Saturday, September 19, 2009

ABAP RegEx met CSV and said 'I'll keep a Tab on you'


I wrote about XML processing in my previous posts:
As much as we like to use XML for data-exchange, there are still a lot of legacy(pre-XML) data files floating between the systems. CSV files are used for ages and there are already some functions available in ABAP for the purpose. But all these standard or custom methods of parsing CSV, require more than 10 lines of code.
[ Image and comic from XKCD ]



Arrival of RegEx [ Regular Expressions ] in ABAP should be able to put an end to the miseries, developers have been facing with string ( match/find/replace ) operations.

If you would like to start with simple code, see some examples here. Also, in my attempt to learn RegEx by examples, I tried to write a CSV parser in ABAP and the code-snippet for converting the CSV string-line is as below:
REPORT  z_ram_test_csv_to_itab_regex.

DATA : g_input TYPE string. "g_input(100) TYPE C.

g_input = '"F1",F2,""Hello",  "How" are "you"","F3"'.

REPLACE ALL OCCURRENCES OF
  REGEX ',(?=(?:[^"]*$)|(?:[^"]*"[^"]*"[^"]*)*$)'
  IN g_input WITH ';'.

REPLACE FIRST OCCURRENCE OF
  REGEX '^"'
  IN g_input WITH ' '.

REPLACE ALL OCCURRENCES OF
  REGEX '";"|";|;"'
  IN g_input WITH ';'.

REPLACE ALL OCCURRENCES OF '""' IN g_input
  WITH '"'.    "Added during testing

REPLACE ALL OCCURRENCES OF REGEX '"$' IN g_input
  WITH ' '.

WRITE :/ g_input. 
"Now you can use SPLIT on ';' to get the values in itab
To keep it simple for the explanation, I replaced comma ( , ) in CSV with ( ; ). However,  Tab ( cl_abap_char_utilities=>HORIZONTAL_TAB ) should be used for productive code. I've not done complete testing of this code so can't be sure if it complies with all the CSV specifications. But in case you managed to test this code then please pass on your feedback as comments. And please do test this before using it for production purpose. Test cases can be adapted from the Wiki examples.

Some developers simply split the string on comma, without realising that there can be a comma within one of the text-fields. If not handled carefully, this could be really dangerous and potentially corrupt the database. Till your custom code is properly tested, or if you have an old SAP release, you should stick with the sap standard functions for parsing data. e.g. Function KCD_CSV_FILE_TO_INTERN_CONVERT or a custom adaptation of the same function.

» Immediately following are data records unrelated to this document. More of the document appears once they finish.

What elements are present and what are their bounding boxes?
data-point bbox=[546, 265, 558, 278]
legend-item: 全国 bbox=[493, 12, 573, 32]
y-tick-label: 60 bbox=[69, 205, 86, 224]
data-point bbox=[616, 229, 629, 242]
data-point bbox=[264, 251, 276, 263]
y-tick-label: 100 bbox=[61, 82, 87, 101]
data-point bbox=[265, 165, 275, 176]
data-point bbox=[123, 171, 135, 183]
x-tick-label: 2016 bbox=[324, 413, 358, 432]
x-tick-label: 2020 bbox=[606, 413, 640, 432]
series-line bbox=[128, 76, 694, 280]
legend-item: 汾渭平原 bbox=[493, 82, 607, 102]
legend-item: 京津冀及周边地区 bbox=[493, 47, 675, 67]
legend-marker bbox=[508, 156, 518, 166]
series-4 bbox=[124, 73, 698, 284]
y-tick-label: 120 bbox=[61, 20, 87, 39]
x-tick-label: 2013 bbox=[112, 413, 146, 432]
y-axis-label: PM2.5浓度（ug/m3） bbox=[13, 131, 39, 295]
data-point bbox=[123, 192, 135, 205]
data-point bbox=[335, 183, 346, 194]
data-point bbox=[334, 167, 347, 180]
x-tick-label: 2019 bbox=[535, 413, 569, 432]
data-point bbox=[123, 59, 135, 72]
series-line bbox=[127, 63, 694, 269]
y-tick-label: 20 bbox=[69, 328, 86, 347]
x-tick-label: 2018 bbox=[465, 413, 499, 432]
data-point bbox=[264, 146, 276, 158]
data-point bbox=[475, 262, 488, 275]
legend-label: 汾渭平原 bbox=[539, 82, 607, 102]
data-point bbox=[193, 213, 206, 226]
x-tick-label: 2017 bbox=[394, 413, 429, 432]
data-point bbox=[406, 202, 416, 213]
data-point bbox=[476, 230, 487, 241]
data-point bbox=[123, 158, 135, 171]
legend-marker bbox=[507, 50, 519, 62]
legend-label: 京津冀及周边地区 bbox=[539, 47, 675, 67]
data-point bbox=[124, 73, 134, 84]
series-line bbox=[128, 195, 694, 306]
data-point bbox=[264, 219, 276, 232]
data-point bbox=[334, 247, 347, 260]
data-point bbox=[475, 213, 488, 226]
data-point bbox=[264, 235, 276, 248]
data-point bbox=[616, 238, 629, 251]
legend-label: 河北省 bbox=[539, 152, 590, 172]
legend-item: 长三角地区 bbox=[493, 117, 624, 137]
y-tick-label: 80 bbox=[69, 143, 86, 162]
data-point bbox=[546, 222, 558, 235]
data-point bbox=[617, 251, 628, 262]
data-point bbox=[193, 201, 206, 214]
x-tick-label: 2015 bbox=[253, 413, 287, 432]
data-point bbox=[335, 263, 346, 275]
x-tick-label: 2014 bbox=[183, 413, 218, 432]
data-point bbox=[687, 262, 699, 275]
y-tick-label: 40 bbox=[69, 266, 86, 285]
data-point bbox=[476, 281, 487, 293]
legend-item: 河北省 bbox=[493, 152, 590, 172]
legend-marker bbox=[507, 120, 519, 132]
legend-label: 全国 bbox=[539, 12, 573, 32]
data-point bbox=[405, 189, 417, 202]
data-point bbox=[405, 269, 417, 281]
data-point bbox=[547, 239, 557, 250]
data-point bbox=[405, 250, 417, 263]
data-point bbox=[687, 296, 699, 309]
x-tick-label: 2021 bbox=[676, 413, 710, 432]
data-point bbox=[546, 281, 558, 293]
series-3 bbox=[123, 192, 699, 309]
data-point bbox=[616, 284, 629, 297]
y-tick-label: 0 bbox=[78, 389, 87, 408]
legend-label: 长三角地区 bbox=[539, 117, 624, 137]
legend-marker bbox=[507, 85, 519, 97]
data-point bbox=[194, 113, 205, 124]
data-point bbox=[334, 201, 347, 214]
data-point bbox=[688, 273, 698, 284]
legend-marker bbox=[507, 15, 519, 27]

OK so I don't understand much of this code either ;) . But I am still trying. The main part, the first RegEx, was gratefully received and adapted [ in other words copied and pasted :) ] from this article on 'Mastering regular expressions in PHP'.
Listing 4. Look-ahead example
                
$tab_data = preg_replace( '/
    ,                               # look for a comma
    (?=                             # then look ahead for
        (?:[^"]*$)                  # a string with no quotes and eol
        |                           #  -or-
        (?:[^"]*"[^"]*"[^"]*)*$     # a string with balanced quotes
    )                               # 
    /x', "\t", $csv_data );

Though the first RegEx is the main part of the code, I spent quite some time on the 4th one as well:

REPLACE ALL OCCURRENCES OF REGEX '"$' IN g_input
  WITH ' '.

It's so simple: Find the quote ( " ) at the end of String ( $ ).
But I could not make it work, at first. I also checked  with the Program DEMO_REGEX_TOY and could not find any problem with RegEx. Can you guess the problem? The hint is very clear in the code.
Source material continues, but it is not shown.